Si les chercheurs en SHS forment leurs étudiants à déléguer l’effort de lecture et de synthèse à une IA, ils tarissent la source même de ce qui fait avancer leur discipline. Le risque n’est pas que l’IA produise de mauvaises réponses, c’est qu’elle produise de bonnes réponses à des questions déjà posées, sans jamais poser de nouvelles questions. La connaissance tournerait en rond, confortable et stérile.

Il existe un paradoxe que l’on n’a pas encore suffisamment remarqué : les modèles de langage sont entièrement formés sur la production intellectuelle humaine passée. Ils ne génèrent rien d’autre que des recombinaisons probabilistes de ce que les humains ont déjà écrit, pensé, théorisé. Si l’IA tarit progressivement la production de connaissance humaine nouvelle, parce que les humains s’en remettent à elle pour penser à leur place, alors elle appauvrit la source dont elle se nourrit.

On peut formuler cela ainsi : une civilisation qui cesse de produire de la pensée originale fournit à ses IA des données d’entraînement de moins en moins riches. Le modèle se referme sur lui-même, recombinant indéfiniment les mêmes schémas. C’est ce qu’on pourrait appeler une pensée en vase clos, non pas par manque d’intelligence, mais par manque d’altérité intellectuelle. L’IA ne peut pas se contredire elle-même de façon féconde : seuls les humains, avec leurs désaccords, leurs angles morts, leurs intuitions irrationnelles, peuvent l’y forcer.

Thomas More, dans l’Utopie (1516), décrivait une société imaginaire régie par la rationalité et l’organisation scientifique. Son objectif n’était pas d’en faire l’éloge mais d’en révéler l’inhumanité : une société parfaitement calculée est une société où il ne se passe plus rien, où l’histoire est suspendue, où l’imagination n’a plus de prise. Le titre même, « Utopie », du grec ou-topos, le lieu qui n’existe pas, signalait l’impossibilité fondamentale de ce projet.

Nous sommes peut-être en train de construire, sans le vouloir, quelque chose qui ressemble à cette utopie. Non pas une société parfaite, mais une société technologiquement supérieure et intellectuellement appauvrie. Le risque n’est pas la dystopie brutale des romans de science-fiction : il est celui, plus insidieux, d’une régression douce, confortable, presque imperceptible.
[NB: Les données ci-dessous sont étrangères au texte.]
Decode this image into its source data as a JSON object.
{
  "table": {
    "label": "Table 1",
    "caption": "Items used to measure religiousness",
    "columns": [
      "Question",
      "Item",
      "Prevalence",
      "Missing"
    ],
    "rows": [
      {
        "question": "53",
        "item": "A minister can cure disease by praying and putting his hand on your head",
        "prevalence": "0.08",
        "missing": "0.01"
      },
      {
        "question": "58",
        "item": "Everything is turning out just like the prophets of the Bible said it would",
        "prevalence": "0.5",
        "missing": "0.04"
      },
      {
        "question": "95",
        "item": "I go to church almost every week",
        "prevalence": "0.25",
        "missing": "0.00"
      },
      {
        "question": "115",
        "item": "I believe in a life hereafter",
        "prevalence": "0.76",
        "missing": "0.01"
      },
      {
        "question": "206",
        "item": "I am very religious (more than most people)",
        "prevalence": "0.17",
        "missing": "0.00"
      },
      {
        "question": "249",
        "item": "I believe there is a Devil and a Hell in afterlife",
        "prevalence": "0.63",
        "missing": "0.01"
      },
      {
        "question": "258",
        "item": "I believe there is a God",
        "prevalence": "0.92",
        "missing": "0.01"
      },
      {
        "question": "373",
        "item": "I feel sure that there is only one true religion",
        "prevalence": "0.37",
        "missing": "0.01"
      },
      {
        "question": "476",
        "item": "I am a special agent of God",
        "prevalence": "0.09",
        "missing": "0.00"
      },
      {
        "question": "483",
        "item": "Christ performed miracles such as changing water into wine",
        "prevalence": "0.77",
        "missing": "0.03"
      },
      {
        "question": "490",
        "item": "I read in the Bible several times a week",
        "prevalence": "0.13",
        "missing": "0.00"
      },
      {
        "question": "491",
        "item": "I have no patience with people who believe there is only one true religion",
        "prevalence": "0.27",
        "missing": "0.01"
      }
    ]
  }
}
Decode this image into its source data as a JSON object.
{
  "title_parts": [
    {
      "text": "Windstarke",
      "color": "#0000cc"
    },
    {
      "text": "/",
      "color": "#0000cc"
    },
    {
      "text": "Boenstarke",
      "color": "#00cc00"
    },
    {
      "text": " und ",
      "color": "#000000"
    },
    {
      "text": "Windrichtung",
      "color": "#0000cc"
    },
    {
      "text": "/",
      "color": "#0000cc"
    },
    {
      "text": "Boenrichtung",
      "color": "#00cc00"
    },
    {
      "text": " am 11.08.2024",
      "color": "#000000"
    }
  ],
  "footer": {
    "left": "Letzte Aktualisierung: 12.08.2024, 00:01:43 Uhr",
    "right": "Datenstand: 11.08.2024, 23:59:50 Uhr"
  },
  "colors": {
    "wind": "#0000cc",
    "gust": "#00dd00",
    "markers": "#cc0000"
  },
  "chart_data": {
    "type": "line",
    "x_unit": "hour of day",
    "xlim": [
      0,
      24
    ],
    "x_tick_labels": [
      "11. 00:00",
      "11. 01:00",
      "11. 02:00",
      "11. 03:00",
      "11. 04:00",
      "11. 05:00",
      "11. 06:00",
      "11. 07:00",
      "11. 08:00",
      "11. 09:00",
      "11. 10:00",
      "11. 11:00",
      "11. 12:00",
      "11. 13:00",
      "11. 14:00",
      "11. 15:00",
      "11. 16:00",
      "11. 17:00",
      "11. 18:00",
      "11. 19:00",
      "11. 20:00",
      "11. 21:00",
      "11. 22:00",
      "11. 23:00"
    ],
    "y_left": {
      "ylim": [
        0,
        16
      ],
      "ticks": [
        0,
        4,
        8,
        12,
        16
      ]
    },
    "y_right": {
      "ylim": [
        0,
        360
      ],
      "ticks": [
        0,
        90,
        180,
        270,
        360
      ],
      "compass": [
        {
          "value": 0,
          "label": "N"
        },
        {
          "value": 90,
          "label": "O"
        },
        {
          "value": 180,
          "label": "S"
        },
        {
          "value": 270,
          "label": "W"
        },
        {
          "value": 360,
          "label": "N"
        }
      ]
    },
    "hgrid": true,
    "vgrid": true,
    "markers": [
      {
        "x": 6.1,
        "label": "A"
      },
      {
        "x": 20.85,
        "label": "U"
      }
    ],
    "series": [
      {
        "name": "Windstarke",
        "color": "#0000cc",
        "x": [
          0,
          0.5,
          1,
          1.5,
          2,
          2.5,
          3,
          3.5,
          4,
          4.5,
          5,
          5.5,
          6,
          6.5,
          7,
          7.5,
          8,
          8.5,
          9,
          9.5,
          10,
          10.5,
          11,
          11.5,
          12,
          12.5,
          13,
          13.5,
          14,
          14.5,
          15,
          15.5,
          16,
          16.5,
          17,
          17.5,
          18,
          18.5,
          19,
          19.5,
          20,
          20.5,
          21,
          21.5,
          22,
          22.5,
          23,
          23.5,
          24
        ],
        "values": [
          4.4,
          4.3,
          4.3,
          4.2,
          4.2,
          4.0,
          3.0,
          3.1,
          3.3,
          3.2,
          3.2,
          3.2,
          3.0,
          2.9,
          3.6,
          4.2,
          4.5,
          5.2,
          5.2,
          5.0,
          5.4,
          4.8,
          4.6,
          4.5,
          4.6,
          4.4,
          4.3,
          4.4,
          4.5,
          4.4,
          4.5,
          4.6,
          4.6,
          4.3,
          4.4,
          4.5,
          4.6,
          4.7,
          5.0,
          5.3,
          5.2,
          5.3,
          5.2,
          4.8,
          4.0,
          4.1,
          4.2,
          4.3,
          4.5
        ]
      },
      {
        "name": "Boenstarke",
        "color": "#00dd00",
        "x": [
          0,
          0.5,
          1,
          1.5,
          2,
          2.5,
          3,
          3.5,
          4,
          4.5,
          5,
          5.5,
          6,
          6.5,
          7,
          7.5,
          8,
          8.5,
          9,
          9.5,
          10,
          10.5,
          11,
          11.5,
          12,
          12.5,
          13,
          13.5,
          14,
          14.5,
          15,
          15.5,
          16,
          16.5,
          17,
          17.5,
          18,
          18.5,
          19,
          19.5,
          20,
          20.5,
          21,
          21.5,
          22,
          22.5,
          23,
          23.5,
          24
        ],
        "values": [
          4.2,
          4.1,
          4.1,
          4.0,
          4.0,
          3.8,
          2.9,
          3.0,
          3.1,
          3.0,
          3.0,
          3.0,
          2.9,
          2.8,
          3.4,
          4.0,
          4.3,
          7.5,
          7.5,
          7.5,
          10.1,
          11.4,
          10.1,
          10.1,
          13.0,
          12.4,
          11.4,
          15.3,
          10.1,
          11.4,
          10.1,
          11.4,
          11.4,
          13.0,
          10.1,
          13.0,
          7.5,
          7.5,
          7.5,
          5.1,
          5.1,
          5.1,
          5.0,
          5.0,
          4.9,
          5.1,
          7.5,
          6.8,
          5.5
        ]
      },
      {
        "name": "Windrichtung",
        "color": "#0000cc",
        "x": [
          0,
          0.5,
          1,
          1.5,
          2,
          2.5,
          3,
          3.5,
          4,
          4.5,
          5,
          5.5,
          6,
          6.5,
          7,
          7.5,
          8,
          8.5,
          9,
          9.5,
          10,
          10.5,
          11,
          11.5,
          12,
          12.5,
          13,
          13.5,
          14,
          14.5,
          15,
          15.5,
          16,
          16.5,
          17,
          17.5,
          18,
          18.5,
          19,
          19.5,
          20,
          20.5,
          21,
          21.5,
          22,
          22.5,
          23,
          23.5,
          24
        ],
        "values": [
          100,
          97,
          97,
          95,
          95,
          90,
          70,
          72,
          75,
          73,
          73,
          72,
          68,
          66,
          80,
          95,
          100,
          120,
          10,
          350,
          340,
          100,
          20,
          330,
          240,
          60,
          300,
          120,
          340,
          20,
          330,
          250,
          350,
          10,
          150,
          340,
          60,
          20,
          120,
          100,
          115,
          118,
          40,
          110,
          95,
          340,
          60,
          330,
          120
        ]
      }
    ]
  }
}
« Nous avons inventé le bonheur, disent les Derniers Hommes, en clignant de l’œil. » — Nietzsche, Ainsi parlait Zarathoustra

Les Derniers Hommes de Nietzsche ne sont pas misérables : ils sont satisfaits. C’est précisément ce qui les condamne. Une civilisation qui cesse de s’interroger sur ce qu’elle ne sait pas encore n’est pas une civilisation en crise, c’est une civilisation à l’arrêt.

 

La question n’est pas de savoir si l’IA représente un danger en soi — elle n’est qu’un outil, sans valeur morale intrinsèque. La question est de savoir ce que nous choisissons d’en faire, et ce que nous choisissons de préserver malgré elle.

Ce qu’il faut préserver, c’est l’inconfort de l’apprentissage. Le temps long de la lecture difficile. La frustration de ne pas comprendre immédiatement. La nécessité de reformuler avec ses propres mots ce qu’on vient d’assimiler. Ce sont ces expériences, en apparence inefficaces, qui forment des esprits capables de critiquer, et donc de renouveler, la connaissance établie.

Cela suppose des choix pédagogiques délibérés, des institutions qui résistent à la tentation de l’optimisation à court terme, et une réflexion collective sur ce que nous voulons transmettre. Non pas des réponses, l’IA s’en chargera, mais la capacité à poser des questions que personne n’a encore posées.

C’est peut-être la seule chose que les machines ne pourront jamais faire à notre place.